I've never seen 1, except on TV, and from what I understand, I wouldn't want to.
fildien
04-28-2006, 08:24 AM
My sophmore year of college me and my gf were coming back from Chapel Hill and were driving back to campus. I had heard on the radio one of those Emergency Broadcast bleeps and it said a Tornado was around. The sky looked clear to our left and right but up ahead the way we were going it was dark. We shrugged and kept going. The closer I drove the campus the darker it got and the rain started coming sideways and stuff was flying around. I looked up and in my rearview a fire truck was on my ass I slowed down and he stayed on my ass and then motioned to me to pull over as I did he said "GET IN THE DITCH"! So we did just that. We started running to the other side of the road that had a deeper ditch and the wind lifted me off my feet and I slide in mud for about 10 feet. It was so loud and my ears were popping I couldn't hear anything except a droning noise and stuff was flying around hitting us. We made it to the ditch and she informed me she had pissed herself she was scared. In like 30 more seconds it was over. And then all of this water started running down the ditch and swept her flipflops away. We got up and surveyed the damage.

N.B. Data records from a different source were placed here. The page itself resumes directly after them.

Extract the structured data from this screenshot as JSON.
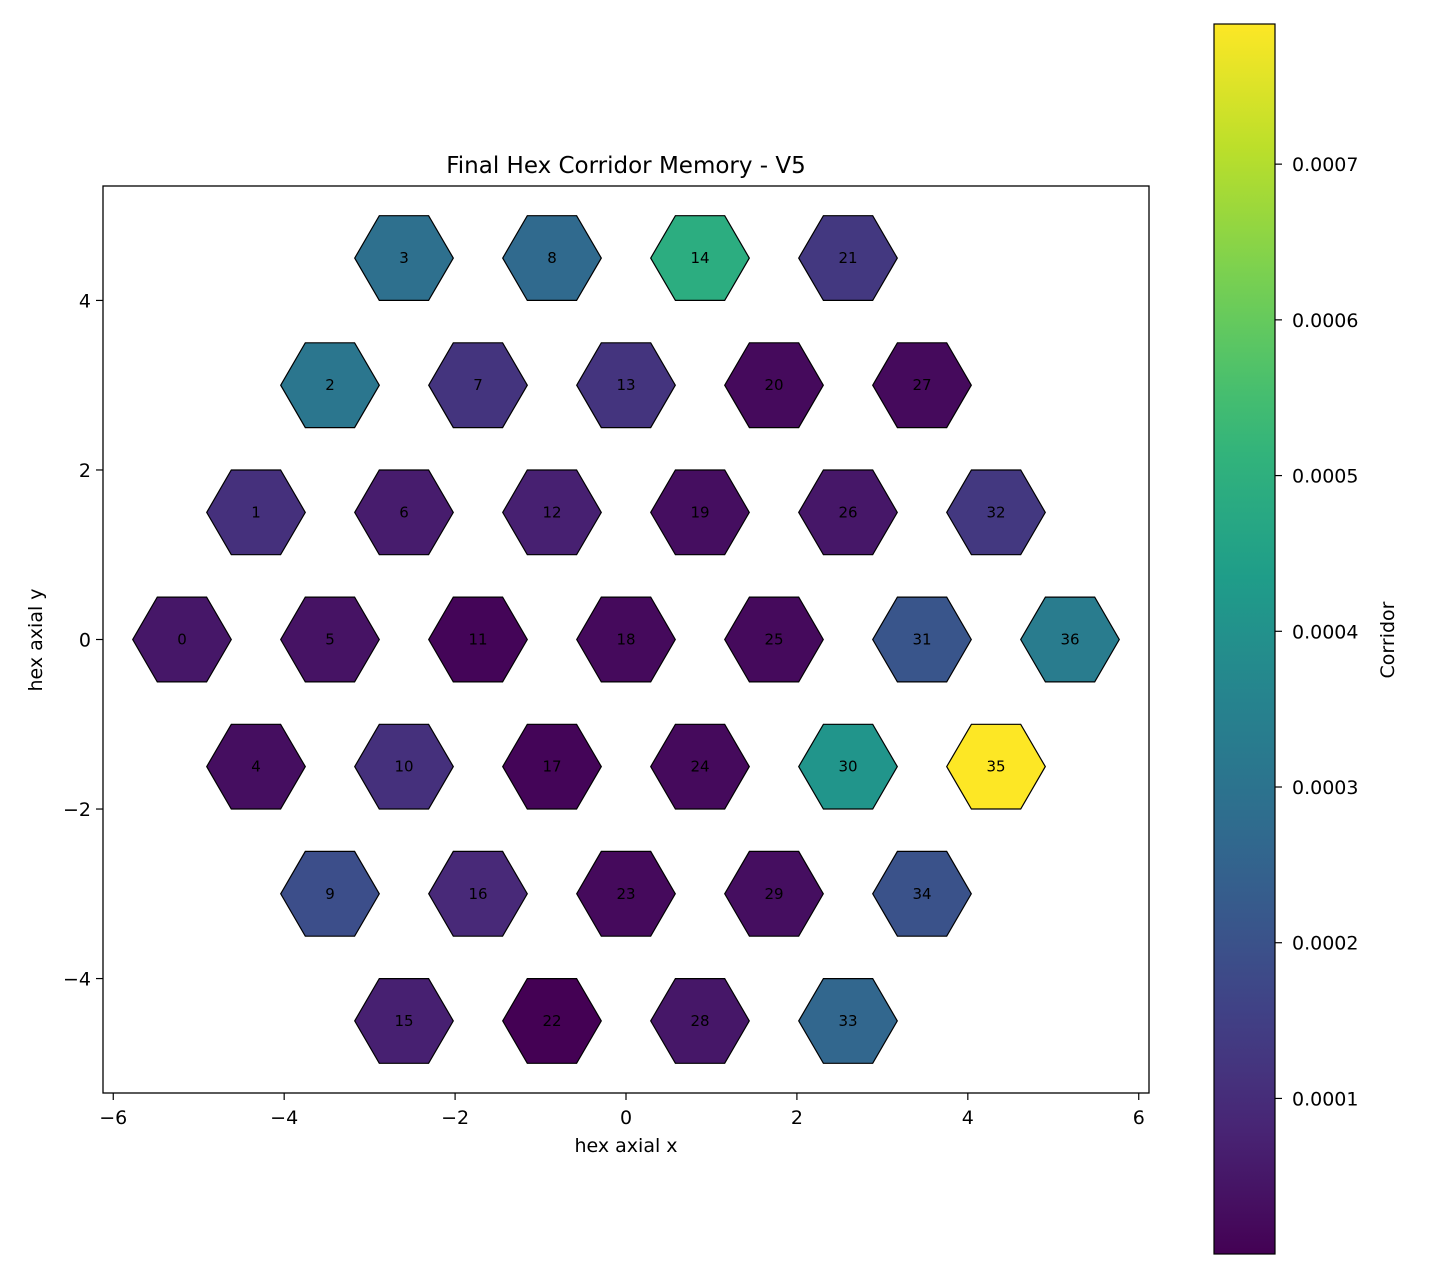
{
  "chart_data": {
    "type": "heatmap",
    "title": "Final Hex Corridor Memory - V5",
    "xlabel": "hex axial x",
    "ylabel": "hex axial y",
    "xlim": [
      -6.12,
      6.12
    ],
    "ylim": [
      -5.35,
      5.35
    ],
    "xticks": [
      -6,
      -4,
      -2,
      0,
      2,
      4,
      6
    ],
    "yticks": [
      -4,
      -2,
      0,
      2,
      4
    ],
    "colorbar": {
      "label": "Corridor",
      "colormap": "viridis",
      "range": [
        1e-07,
        0.00079
      ],
      "ticks": [
        0.0001,
        0.0002,
        0.0003,
        0.0004,
        0.0005,
        0.0006,
        0.0007
      ],
      "tick_labels": [
        "0.0001",
        "0.0002",
        "0.0003",
        "0.0004",
        "0.0005",
        "0.0006",
        "0.0007"
      ]
    },
    "cells": [
      {
        "id": "0",
        "x": -5.196,
        "y": 0.0,
        "value": 5e-05
      },
      {
        "id": "1",
        "x": -4.33,
        "y": 1.5,
        "value": 0.00011
      },
      {
        "id": "2",
        "x": -3.464,
        "y": 3.0,
        "value": 0.00031
      },
      {
        "id": "3",
        "x": -2.598,
        "y": 4.5,
        "value": 0.00029
      },
      {
        "id": "4",
        "x": -4.33,
        "y": -1.5,
        "value": 3e-05
      },
      {
        "id": "5",
        "x": -3.464,
        "y": 0.0,
        "value": 4e-05
      },
      {
        "id": "6",
        "x": -2.598,
        "y": 1.5,
        "value": 6e-05
      },
      {
        "id": "7",
        "x": -1.732,
        "y": 3.0,
        "value": 0.00012
      },
      {
        "id": "8",
        "x": -0.866,
        "y": 4.5,
        "value": 0.00027
      },
      {
        "id": "9",
        "x": -3.464,
        "y": -3.0,
        "value": 0.00019
      },
      {
        "id": "10",
        "x": -2.598,
        "y": -1.5,
        "value": 0.00011
      },
      {
        "id": "11",
        "x": -1.732,
        "y": 0.0,
        "value": 1e-05
      },
      {
        "id": "12",
        "x": -0.866,
        "y": 1.5,
        "value": 7e-05
      },
      {
        "id": "13",
        "x": 0.0,
        "y": 3.0,
        "value": 0.00012
      },
      {
        "id": "14",
        "x": 0.866,
        "y": 4.5,
        "value": 0.00049
      },
      {
        "id": "15",
        "x": -2.598,
        "y": -4.5,
        "value": 7e-05
      },
      {
        "id": "16",
        "x": -1.732,
        "y": -3.0,
        "value": 9e-05
      },
      {
        "id": "17",
        "x": -0.866,
        "y": -1.5,
        "value": 1e-05
      },
      {
        "id": "18",
        "x": 0.0,
        "y": 0.0,
        "value": 2e-05
      },
      {
        "id": "19",
        "x": 0.866,
        "y": 1.5,
        "value": 3e-05
      },
      {
        "id": "20",
        "x": 1.732,
        "y": 3.0,
        "value": 2e-05
      },
      {
        "id": "21",
        "x": 2.598,
        "y": 4.5,
        "value": 0.00013
      },
      {
        "id": "22",
        "x": -0.866,
        "y": -4.5,
        "value": 1e-07
      },
      {
        "id": "23",
        "x": 0.0,
        "y": -3.0,
        "value": 2e-05
      },
      {
        "id": "24",
        "x": 0.866,
        "y": -1.5,
        "value": 2e-05
      },
      {
        "id": "25",
        "x": 1.732,
        "y": 0.0,
        "value": 2e-05
      },
      {
        "id": "26",
        "x": 2.598,
        "y": 1.5,
        "value": 5e-05
      },
      {
        "id": "27",
        "x": 3.464,
        "y": 3.0,
        "value": 2e-05
      },
      {
        "id": "28",
        "x": 0.866,
        "y": -4.5,
        "value": 5e-05
      },
      {
        "id": "29",
        "x": 1.732,
        "y": -3.0,
        "value": 3e-05
      },
      {
        "id": "30",
        "x": 2.598,
        "y": -1.5,
        "value": 0.00041
      },
      {
        "id": "31",
        "x": 3.464,
        "y": 0.0,
        "value": 0.00021
      },
      {
        "id": "32",
        "x": 4.33,
        "y": 1.5,
        "value": 0.00013
      },
      {
        "id": "33",
        "x": 2.598,
        "y": -4.5,
        "value": 0.00026
      },
      {
        "id": "34",
        "x": 3.464,
        "y": -3.0,
        "value": 0.0002
      },
      {
        "id": "35",
        "x": 4.33,
        "y": -1.5,
        "value": 0.00079
      },
      {
        "id": "36",
        "x": 5.196,
        "y": 0.0,
        "value": 0.00033
      }
    ]
  }
}
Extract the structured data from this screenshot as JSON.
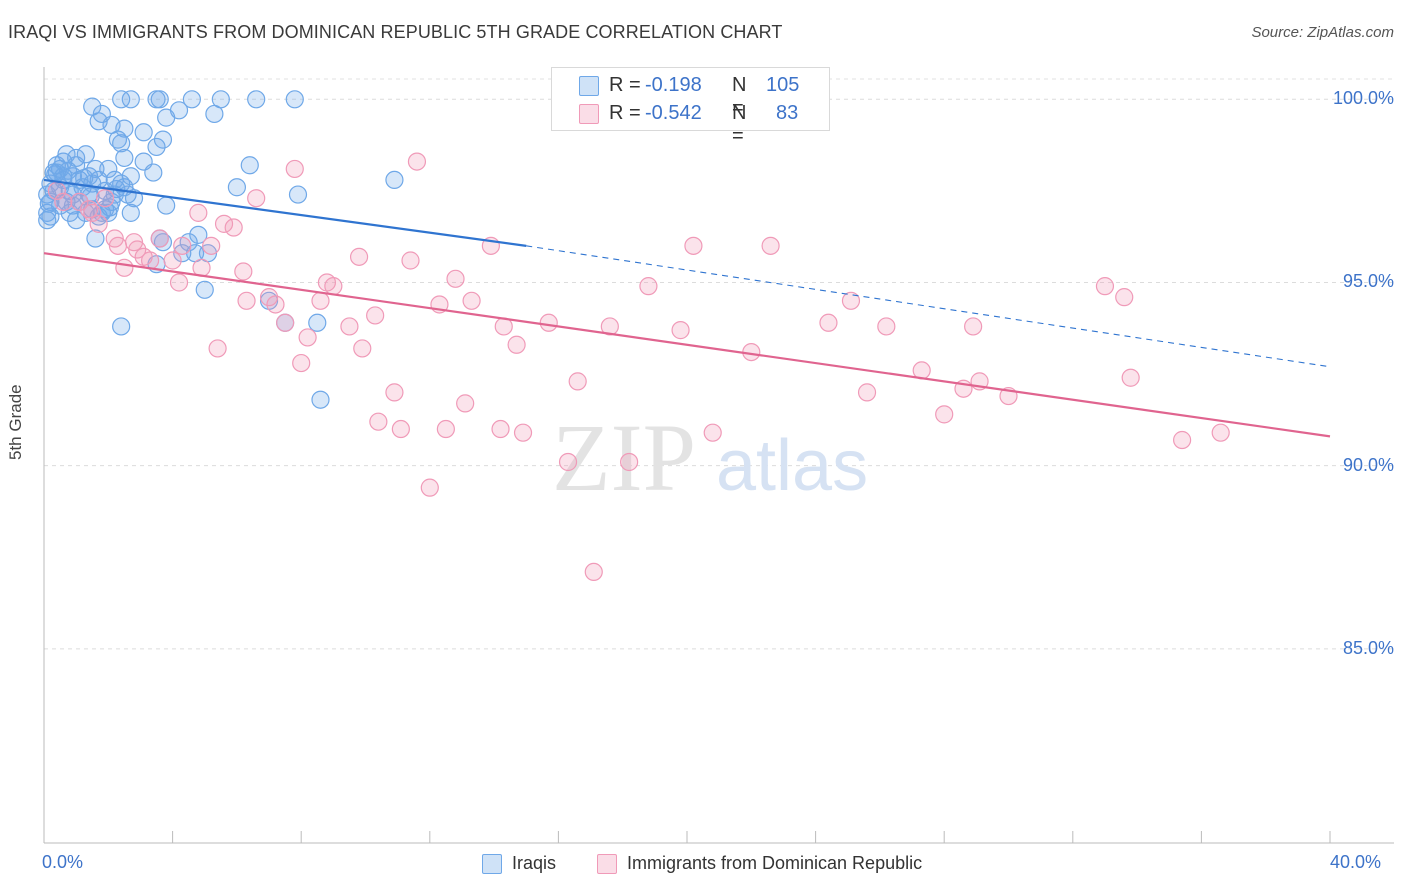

The building on the other side of the road (where I left my car) the back side was missing. We were bruised and scratched and I was coverd in mud. We got in my car and started driving to campus, we were only about 2 miles away. It was wild so much damage, 3 people died from that storm. Our libraby was closed for a while b/c a beetle bug was flown into the side of it. Our main gym had windows busted from where soccer goals were flown into them. They cancelled classes for a week (first time in the school's history) and the Red Cross came and fed us b/c we were w/o power for a while.
Now when I hear one of those emergency broadcasts or if I even hear about Tornado warnings I take them very seriously, probably overily serious. That was the scariest thing that has ever happened in my life.
It was only a little tornado too, and I'm fortunate it was only a little one.
Sorry it happened close to home Nano. At least you and yours are safe.